3. Alex Chumpy Pullin – snowboard cross
The late Alex “Chumpy” Pullin was – and still is – undeniably an icon of Australian snow sports. Australia’s most successful snowboard cross athlete, he was a two-time Crystal Globe winner, two-time World Champion, and winner of two Snowboard Cross World Titles. He competed in three Olympics and carried the Australian flag at Sochi 2014, all the while winning 23 FIS World Cup medals and one X-Games silver. Sadly, he could never quite find his form under the Olympic rings and crashed out every time he came close to the podium, finishing sixth in PyeongChang.

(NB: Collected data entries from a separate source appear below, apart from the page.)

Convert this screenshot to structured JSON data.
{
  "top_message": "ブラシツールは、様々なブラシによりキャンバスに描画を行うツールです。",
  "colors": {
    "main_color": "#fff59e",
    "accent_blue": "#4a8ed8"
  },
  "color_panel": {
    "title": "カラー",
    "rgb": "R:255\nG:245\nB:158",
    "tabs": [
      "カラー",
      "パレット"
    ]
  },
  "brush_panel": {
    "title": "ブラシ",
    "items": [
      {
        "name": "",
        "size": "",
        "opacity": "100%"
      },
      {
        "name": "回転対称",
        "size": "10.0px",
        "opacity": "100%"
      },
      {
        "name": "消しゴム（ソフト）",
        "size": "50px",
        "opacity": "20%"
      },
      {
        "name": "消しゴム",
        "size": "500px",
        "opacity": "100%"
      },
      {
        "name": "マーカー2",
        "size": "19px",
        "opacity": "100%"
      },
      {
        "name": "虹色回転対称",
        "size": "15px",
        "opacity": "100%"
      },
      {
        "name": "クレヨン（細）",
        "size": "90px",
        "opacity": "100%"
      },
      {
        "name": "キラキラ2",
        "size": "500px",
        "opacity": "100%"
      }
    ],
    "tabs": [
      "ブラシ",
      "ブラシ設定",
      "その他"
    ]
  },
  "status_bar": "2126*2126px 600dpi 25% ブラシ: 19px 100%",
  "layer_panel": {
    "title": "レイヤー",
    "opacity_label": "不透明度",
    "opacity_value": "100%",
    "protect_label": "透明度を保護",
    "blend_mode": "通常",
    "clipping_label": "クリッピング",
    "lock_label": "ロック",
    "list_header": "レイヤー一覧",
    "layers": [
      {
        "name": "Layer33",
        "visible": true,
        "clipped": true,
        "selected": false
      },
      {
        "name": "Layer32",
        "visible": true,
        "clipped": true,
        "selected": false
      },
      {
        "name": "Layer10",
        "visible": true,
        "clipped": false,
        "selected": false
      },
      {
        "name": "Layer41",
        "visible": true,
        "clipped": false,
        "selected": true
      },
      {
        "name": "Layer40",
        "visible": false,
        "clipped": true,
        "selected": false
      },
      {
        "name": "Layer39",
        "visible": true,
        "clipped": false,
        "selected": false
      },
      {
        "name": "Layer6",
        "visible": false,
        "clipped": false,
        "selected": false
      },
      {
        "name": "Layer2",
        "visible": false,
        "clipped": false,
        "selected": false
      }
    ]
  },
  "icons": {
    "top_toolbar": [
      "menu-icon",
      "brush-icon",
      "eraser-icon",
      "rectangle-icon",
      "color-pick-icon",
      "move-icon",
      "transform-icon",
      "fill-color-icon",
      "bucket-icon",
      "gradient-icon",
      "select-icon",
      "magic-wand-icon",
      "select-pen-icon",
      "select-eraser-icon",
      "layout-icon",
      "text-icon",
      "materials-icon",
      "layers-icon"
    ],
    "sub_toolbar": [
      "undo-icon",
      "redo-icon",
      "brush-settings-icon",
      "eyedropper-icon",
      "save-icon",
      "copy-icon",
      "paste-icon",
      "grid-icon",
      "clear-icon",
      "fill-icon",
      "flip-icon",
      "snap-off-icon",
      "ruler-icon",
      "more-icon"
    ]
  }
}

Chumpy tragically died in a spearfishing accident in 2018, just 32 years old, when many believed he had a fourth Olympics in him. However, his legendary generosity lives on through life partner Ellidy, who this year launched a charity in his memory to provide financial assistance for emerging young snowboarders to have a go at the big time through training, racing and facilities.
2. Scotty James – freestyle snowboarding and halfpipe
Two-time Olympic medallist and three-time World Champion snowboarder Scotty James has 24 FIS, X-Games and Olympic medals under his belt. The 27 year old began his international career at 14, was the Australian flag bearer at the 2018 PyeongChang Olympics, is currently ranked number one snowboarder in the world and is the first snowboarder in history to bring home three World Championship titles and he did them back to back.
A career highlight came when James took the scalp of three-time Olympic gold medallist and the veritable GOAT of snowboarding, American Shaun White, at the 2022 Beijing Winter Olympics. James knocked White off the podium, but Japan’s Hirano Ayumu put up the most points on his final run. The Aussie left Beijing with silver, and a gold-medal-shaped debt to claim when he heads to the 2026 Games in Milano Cortina (Italy).
1. Lydia Lassila and Jacqui Cooper
Two of the greatest aerial skiers the world has seen, these Australian legends each have double the medal tallies of most other athletes on this list and are impossible to split. Both women suffered and recovered from brutal injuries – busted knees, elbows, shoulders, hips and broken legs – which makes their achievements all the more impressive.
Cooper edges out Lassila with more medals and World Cup wins over a 20-year career: she won 40 World Cup medals (25 gold) and eight Crystal Globes and five World Championships plus three overall freestyle crowns and she competed in five Olympics.
Lassila won 39 World Cup medals (16 gold), however, we all know the unique combination of preparation, skill and luck that go into timing an Olympic medal. That elusive achievement always evaded Cooper, whereas four-time Olympian Lassila pinned it – winning gold at the 2010 Vancouver Games with a triple-twisting triple somersault.
Arguably Lassila’s bravest moment was unleashing a world-first quad-twisting triple somersault when victory was on the line at 2014 Sochi Games. Her slightly mistimed landing earned bronze but won the world’s awe in setting a new benchmark for women’s aerial skiing.